Starting with NDIS 6.30, the following types of policies are supported for Hyper-V extensible switches:

Built-in Switch Policies
Built-in switch policies specify properties that are enforced by the extensible switch interface. Extensions in the extensible switch driver stack are not provisioned with the properties of these policies.

Built-in switch policies include properties that affect the switch configuration in general but do not affect traffic flow over individual switch ports. For example, one such built-in policy configures the switch to allow hardware offloads to physical adapters that support the single root I/O virtualization (SR-IOV) interface. For more information about this interface, see Single Root I/O Virtualization (SR-IOV).

Custom Switch Policies
Custom switch policies specify proprietary properties that are defined by an independent software vendor (ISV). These properties are provisioned by the protocol edge of the extensible switch and enforced by the underlying extension that manages the custom switch policy.

The ISV defines the format for the custom switch properties. The format of the custom switch property is proprietary to the ISV.

Custom switch properties are defined through managed object format (MOF) class definitions. After the MOF file is registered with the WMI management layer, the underlying extensions are provisioned with the custom switch policy.

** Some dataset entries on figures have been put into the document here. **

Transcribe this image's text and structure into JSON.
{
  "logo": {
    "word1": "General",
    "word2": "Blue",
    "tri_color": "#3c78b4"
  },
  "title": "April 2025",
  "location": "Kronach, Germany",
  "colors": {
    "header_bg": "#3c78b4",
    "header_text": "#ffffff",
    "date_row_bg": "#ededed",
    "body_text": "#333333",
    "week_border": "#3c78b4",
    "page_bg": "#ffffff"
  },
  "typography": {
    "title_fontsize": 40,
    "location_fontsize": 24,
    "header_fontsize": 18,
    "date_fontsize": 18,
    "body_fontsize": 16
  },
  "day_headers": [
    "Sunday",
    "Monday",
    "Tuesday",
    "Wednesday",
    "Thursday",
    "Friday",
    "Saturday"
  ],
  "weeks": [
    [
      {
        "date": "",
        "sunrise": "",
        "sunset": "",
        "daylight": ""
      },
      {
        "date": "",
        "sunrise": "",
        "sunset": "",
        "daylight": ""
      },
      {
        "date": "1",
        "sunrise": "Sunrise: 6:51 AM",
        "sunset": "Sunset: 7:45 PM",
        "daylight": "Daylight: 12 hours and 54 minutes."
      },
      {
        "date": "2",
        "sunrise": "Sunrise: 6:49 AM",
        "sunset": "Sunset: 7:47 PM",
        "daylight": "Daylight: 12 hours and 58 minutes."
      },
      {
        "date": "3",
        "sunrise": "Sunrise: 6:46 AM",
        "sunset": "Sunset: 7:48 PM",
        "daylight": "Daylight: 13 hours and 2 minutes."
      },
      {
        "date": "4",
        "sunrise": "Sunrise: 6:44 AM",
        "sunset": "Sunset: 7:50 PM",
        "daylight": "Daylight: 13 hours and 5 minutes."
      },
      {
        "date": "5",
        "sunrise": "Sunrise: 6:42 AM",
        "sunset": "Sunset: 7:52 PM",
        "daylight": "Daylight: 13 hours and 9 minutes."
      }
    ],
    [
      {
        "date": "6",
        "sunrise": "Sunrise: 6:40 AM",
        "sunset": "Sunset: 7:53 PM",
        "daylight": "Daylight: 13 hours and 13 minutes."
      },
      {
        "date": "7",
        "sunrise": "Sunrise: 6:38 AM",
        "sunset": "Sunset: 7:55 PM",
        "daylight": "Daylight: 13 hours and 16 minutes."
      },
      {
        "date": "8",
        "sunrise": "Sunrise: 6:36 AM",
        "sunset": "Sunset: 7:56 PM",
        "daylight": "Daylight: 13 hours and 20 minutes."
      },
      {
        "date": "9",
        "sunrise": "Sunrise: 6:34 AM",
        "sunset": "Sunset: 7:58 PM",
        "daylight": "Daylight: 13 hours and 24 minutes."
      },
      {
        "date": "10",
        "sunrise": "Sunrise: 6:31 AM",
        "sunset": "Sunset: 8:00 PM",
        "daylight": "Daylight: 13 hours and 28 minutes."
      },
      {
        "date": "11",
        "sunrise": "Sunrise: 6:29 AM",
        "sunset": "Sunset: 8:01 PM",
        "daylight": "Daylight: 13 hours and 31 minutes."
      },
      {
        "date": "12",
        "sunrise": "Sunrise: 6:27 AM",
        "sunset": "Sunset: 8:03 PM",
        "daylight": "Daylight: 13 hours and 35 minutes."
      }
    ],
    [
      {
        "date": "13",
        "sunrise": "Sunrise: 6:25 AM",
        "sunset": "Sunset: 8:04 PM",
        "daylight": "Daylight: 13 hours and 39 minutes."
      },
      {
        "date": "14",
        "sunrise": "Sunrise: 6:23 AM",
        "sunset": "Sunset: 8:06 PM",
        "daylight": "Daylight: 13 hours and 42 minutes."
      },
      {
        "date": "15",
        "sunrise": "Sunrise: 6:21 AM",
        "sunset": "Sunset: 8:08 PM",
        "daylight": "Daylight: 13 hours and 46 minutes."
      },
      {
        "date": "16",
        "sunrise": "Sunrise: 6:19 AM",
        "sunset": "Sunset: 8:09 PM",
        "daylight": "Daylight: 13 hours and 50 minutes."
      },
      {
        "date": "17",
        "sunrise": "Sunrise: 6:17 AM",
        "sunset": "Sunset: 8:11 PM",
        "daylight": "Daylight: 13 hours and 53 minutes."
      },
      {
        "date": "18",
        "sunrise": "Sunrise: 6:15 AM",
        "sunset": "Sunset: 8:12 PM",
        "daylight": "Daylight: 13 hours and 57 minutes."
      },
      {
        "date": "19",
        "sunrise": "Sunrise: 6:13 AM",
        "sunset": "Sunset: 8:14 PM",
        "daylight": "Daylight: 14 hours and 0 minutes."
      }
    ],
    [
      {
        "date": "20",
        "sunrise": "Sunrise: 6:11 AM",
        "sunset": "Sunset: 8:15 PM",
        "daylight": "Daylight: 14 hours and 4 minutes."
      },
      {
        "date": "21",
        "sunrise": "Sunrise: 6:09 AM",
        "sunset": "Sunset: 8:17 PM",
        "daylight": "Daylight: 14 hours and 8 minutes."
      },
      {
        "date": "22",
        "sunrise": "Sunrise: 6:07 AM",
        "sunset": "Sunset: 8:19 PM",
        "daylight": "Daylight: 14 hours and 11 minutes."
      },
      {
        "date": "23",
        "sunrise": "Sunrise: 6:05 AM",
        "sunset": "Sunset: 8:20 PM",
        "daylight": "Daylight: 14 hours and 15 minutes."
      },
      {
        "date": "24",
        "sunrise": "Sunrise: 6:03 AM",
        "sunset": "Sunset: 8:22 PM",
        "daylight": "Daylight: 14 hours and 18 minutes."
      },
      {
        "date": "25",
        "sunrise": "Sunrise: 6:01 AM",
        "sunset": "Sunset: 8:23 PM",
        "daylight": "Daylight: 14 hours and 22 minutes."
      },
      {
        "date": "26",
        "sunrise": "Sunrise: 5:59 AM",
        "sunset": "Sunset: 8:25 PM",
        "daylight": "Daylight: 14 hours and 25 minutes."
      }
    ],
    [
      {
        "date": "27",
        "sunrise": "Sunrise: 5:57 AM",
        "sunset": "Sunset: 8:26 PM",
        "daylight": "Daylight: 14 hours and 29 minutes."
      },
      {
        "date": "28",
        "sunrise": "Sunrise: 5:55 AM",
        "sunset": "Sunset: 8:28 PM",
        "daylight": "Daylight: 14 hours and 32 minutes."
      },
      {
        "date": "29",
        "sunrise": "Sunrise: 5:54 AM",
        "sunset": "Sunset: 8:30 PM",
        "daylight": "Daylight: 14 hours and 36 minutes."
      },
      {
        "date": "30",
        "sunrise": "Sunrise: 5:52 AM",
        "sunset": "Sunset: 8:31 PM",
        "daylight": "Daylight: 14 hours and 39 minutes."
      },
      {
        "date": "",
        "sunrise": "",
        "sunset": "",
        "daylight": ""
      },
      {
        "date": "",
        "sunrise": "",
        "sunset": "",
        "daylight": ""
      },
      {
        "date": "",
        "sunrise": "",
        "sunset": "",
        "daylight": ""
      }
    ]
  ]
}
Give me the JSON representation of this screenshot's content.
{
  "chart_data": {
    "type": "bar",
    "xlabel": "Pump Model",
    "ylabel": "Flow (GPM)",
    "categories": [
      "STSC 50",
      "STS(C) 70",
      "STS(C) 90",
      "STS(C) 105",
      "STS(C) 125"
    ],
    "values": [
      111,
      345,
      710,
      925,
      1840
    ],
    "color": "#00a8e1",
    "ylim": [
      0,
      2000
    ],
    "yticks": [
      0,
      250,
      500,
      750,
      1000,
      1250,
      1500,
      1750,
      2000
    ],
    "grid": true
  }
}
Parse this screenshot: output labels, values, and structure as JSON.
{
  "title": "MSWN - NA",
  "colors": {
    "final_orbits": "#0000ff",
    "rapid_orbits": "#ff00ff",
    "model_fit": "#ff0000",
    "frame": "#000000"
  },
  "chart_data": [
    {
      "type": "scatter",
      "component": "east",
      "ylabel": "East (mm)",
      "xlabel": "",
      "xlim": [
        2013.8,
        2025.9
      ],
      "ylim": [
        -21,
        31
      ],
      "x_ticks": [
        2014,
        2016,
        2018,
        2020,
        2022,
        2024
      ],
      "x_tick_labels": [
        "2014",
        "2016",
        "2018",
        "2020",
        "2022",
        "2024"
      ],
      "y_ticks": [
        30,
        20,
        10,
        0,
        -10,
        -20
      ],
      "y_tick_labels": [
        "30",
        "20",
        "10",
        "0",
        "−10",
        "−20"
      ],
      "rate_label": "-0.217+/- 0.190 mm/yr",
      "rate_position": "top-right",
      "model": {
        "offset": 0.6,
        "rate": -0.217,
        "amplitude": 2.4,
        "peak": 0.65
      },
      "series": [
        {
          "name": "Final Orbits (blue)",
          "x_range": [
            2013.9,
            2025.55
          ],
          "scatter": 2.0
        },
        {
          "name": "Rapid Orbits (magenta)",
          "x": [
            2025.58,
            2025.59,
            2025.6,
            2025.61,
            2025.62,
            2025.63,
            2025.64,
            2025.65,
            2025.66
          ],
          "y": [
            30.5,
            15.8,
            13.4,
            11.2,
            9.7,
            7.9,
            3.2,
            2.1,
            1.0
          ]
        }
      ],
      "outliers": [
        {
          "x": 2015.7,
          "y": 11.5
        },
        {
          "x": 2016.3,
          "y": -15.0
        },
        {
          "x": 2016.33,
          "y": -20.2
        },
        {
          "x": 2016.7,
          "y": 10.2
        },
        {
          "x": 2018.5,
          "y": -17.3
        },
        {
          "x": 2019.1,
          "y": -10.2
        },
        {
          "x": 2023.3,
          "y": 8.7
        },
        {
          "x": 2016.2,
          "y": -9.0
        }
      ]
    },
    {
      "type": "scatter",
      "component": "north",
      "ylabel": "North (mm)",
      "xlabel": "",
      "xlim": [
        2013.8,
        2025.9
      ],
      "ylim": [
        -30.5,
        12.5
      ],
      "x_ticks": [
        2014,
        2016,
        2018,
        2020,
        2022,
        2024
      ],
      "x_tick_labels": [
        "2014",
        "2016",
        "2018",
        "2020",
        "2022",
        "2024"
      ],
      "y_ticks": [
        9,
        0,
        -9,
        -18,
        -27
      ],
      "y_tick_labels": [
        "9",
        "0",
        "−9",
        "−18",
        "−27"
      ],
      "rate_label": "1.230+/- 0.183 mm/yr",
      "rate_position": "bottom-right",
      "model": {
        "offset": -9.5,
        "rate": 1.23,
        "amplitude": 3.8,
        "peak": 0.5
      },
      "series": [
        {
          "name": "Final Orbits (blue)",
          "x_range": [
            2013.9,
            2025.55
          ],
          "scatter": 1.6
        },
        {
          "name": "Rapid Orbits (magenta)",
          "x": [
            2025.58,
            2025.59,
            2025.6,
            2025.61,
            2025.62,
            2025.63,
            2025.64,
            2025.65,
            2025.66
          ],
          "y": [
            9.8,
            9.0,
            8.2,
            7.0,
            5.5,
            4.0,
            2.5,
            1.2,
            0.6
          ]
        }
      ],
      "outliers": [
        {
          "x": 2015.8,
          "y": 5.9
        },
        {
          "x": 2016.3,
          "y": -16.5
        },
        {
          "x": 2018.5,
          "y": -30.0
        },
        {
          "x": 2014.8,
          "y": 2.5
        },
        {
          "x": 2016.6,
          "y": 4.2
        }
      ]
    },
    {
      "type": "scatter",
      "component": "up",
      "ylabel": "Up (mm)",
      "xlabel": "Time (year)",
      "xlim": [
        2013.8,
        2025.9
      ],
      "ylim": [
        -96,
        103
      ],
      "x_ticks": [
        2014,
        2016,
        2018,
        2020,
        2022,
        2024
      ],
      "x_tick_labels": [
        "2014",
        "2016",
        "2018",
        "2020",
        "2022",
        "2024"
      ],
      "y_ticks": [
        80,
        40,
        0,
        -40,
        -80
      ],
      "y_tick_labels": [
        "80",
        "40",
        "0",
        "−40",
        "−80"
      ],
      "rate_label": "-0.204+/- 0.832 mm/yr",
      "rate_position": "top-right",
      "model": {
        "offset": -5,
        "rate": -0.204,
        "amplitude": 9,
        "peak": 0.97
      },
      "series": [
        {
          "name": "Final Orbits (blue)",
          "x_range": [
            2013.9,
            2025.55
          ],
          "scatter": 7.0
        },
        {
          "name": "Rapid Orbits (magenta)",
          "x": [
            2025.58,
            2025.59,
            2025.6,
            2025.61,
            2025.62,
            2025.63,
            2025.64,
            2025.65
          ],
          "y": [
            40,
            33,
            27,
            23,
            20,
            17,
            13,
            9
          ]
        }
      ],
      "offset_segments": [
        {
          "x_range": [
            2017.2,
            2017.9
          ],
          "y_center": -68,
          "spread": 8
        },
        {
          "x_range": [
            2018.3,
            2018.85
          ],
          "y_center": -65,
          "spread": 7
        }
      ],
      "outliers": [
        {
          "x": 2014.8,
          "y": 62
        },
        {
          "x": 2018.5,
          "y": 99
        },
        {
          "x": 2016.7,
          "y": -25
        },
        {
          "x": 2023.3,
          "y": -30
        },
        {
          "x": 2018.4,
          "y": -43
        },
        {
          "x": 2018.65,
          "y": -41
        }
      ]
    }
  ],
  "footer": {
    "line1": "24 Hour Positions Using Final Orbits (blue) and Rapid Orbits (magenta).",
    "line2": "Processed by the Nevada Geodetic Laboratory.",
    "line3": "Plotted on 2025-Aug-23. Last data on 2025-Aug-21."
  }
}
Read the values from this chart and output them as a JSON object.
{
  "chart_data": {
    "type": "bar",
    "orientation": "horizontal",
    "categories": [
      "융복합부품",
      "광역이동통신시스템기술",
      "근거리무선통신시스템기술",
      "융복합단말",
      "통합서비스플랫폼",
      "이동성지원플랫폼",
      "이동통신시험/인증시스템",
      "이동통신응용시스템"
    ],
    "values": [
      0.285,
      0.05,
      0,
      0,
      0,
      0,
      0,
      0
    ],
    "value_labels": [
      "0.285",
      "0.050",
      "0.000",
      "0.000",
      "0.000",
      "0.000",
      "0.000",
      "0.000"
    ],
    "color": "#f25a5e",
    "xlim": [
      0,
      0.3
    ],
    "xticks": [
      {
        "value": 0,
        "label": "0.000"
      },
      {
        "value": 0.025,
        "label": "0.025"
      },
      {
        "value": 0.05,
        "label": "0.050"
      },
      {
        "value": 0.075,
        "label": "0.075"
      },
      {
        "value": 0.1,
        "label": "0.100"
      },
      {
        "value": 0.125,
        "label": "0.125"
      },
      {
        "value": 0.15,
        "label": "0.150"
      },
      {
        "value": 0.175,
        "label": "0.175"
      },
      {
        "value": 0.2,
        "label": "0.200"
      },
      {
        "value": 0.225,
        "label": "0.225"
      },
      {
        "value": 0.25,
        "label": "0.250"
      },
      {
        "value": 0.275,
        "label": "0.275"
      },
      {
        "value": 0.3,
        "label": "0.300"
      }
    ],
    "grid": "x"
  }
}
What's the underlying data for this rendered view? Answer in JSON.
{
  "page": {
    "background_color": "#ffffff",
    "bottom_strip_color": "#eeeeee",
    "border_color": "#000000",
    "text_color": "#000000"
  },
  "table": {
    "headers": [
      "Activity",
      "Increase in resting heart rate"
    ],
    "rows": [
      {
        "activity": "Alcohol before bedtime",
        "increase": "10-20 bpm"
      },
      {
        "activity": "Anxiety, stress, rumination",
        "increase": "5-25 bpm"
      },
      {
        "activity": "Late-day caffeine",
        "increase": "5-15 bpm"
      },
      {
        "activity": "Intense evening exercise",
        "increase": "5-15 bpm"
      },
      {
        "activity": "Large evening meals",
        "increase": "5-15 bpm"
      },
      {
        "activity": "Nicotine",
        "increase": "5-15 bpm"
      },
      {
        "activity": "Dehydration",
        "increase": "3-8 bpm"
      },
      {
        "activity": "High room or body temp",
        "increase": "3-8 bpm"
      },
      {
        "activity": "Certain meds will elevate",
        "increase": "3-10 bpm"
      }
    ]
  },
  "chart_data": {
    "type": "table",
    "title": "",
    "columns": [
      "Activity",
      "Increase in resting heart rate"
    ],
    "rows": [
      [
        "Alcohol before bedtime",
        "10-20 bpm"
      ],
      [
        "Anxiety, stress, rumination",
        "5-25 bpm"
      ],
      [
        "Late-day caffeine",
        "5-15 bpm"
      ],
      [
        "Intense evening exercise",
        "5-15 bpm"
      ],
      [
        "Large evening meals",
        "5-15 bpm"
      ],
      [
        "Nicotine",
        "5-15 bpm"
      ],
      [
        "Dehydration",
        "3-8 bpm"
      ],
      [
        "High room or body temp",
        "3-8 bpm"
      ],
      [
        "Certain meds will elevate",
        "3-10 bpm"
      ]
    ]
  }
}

A custom switch property is specified by the NDIS_SWITCH_PROPERTY_TYPE enumeration value of NdisSwitchPropertyTypeCustom. Each custom switch property is uniquely defined through a GUID value. The extension manages those custom switch properties for which it has been configured with the property's GUID value.

Note  The method by which the extension is configured with the property's GUID value is proprietary to the ISV.

Custom switch policies are provisioned through the following OID requests:

  • The protocol edge issues OID set requests of OID_SWITCH_PROPERTY_ADD to notify underlying extensions of the addition of a custom switch property.

  • The protocol edge issues OID set requests of OID_SWITCH_PROPERTY_UPDATE to notify underlying extensions of the update to a custom switch property.

  • The protocol edge issues OID set requests of OID_SWITCH_PROPERTY_DELETE to notify underlying extensions of the deletion of a custom switch property.

A forwarding extension can block the provisioning of the new or updated switch policy by vetoing the OID request. The extension does this by completing the OID request with STATUS_DATA_NOT_ACCEPTED. If the extension does not veto the OID request, it must call NdisFOidRequest to forward the OID request down the extensible switch control path.

Note  If the extension does not veto the OID request, it monitors the status when the request is completed. The extension does this to determine whether the OID request was vetoed by underlying extensions in the extensible switch control path or by the extensible switch interface.